Once immigrants register, they would be on “probation.” They could be deported if they do not maintain continuous full-time employment or school attendance. They would not be allowed to travel outside the United States.
Nothing else goes into effect until government agencies “certify” they have “closed” the borders. This can happen only after the Border Patrol hires 14,000 agents and installs 370 miles of border fences and 200 miles of vehicle barriers. The Department of Homeland Security would have to create a “fraud-proof” database for employers to use to verify the “legal status” of all job applicants. Department officials estimate that this step would take at least 18 months more.
Only after that can the immigrants and family members who are already here apply for a special new visa called a “Z visa.” At that point, they must pay fines and fees that add up to $4,500 for a family of four.
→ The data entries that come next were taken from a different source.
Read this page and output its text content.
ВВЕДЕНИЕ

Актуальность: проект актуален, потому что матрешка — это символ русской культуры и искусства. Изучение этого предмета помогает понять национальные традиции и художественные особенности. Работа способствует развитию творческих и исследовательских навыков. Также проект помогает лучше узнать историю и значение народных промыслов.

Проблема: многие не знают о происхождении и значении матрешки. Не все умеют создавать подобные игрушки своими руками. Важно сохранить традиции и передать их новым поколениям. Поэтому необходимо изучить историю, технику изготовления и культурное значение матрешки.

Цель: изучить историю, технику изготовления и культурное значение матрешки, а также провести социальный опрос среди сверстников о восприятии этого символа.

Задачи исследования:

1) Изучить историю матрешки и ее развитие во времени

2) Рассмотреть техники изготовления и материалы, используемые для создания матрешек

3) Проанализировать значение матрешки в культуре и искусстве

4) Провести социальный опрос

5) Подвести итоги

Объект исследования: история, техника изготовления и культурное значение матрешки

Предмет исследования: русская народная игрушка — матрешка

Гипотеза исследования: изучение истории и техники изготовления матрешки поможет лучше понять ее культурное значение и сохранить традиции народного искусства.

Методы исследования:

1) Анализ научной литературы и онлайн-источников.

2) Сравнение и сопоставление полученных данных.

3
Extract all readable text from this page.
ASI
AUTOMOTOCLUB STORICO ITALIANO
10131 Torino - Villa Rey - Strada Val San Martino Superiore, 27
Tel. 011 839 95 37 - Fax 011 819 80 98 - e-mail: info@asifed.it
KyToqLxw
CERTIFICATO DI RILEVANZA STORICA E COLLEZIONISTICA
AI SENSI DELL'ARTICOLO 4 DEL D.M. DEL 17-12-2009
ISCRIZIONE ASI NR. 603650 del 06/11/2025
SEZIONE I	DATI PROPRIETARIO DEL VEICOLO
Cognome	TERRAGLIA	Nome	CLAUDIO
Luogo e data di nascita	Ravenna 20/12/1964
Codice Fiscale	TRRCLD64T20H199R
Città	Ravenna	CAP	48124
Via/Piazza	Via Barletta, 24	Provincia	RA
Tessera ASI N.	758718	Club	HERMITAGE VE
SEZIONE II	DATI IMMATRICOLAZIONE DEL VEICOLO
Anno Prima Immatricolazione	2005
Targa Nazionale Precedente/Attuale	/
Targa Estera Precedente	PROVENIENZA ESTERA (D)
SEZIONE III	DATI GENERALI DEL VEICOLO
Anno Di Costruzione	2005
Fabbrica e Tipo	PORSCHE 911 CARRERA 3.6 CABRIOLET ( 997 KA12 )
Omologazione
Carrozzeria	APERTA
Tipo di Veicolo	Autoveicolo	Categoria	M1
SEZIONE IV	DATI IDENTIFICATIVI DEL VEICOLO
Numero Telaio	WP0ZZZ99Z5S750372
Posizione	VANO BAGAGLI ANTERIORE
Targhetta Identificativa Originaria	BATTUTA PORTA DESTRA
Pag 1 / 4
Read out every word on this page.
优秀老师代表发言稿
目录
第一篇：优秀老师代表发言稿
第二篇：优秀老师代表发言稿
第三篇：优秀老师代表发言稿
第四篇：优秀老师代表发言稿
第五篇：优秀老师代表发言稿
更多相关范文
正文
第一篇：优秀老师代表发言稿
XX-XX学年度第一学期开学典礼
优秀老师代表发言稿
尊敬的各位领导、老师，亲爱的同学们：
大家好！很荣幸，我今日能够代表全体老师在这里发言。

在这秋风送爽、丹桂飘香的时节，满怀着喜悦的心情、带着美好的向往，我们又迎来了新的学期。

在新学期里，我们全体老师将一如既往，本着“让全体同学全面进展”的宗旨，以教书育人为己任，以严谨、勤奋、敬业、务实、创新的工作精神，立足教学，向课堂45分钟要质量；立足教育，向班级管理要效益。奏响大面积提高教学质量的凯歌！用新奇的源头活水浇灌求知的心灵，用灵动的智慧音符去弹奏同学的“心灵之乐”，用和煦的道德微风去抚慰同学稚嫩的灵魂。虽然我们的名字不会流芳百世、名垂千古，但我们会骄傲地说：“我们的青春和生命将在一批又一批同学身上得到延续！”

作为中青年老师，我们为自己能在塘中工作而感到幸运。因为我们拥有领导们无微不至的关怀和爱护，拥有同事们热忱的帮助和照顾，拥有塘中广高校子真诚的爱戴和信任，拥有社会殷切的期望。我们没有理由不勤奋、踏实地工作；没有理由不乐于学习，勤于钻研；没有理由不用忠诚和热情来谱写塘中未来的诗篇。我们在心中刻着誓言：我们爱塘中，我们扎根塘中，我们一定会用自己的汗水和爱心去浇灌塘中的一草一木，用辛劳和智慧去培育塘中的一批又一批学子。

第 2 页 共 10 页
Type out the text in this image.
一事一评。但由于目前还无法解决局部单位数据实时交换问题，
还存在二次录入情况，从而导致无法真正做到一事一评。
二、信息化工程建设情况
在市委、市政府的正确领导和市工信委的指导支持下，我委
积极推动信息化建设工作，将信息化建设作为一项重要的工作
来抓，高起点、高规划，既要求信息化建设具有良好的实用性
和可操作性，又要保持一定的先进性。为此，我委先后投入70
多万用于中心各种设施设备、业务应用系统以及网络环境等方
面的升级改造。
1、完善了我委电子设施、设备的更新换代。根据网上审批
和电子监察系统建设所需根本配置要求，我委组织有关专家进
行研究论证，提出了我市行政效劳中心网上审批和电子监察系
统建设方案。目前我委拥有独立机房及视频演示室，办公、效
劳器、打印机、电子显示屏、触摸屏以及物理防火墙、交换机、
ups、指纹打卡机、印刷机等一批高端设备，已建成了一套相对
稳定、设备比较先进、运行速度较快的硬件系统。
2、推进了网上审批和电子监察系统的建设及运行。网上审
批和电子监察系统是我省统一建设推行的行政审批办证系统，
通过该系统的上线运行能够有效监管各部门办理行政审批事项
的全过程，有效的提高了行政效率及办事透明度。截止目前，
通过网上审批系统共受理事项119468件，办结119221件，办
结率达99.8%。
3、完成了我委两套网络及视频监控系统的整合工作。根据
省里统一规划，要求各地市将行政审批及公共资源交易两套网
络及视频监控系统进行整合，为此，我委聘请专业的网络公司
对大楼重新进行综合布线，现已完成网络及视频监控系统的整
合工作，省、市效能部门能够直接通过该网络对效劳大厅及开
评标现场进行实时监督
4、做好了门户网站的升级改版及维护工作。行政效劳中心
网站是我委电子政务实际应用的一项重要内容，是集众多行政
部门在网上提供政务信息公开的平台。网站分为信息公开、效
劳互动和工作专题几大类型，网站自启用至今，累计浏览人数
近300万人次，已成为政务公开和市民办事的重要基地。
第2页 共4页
They would have to renew their Z visas every four years, paying fines once again.
They would not be allowed to bring family members here who are not already here.
During all this time these immigrants must continuously hold a job. That means if they strike, oppose their bosses, ask for higher wages or just refuse an order they risk losing their legal status. Essentially, they are chained to their boss.
Those immigrants who made it through all these years of this new indentured slavery can apply for permanent legal residence, but only after the current backlog of applications is cleared. This is expected to take at least eight years, but that’s only an estimate, and undoubtedly a very low one.
Heads of household would have to return to their country of origin, a considerable expense, in order to file the application for permanent residence.
They would then have to pay an additional $4,000 fine and show they speak English.
They would still have to wait many years before they could become U.S. citizens and have full legal rights. It is estimated that this would take at least 13 to 18 years in total. In fact, it will take more if we judge by what happened after the 1986 so-called “amnesty.” Close to 200,000 people who applied for permanent status then are still waiting.
Later immigrants will be even more chained to their bosses. Workers arriving after January 1, 2007 will have to apply for temporary guest worker status. They can remain in the U.S. for only three stints of two years each, and have to leave for a year between each stint. They can apply to become permanent residents only through a separate “merit” program, one requirement for which is a good temporary employment record.
This bill is an attack on immigrant workers – and on every worker. It’s obviously aimed at keeping immigrant workers in a status where their bosses can force them to work for lower wages. And this weighs on the wages of everyone else. When part of the working class is under attack, every worker is under attack.
Every worker has an interest in full legalization of everyone who works – and their families! If the bosses can put you to work – they can give full legal rights to you and to all who are dependent on you.
It is not even clear that this bill will pass because of all the games being played – just like before. What is certain is that each version of the bill gets worse.
Stop this attack on immigrant workers – and the entire working class! Full, legal rights for all immigrant workers and their families.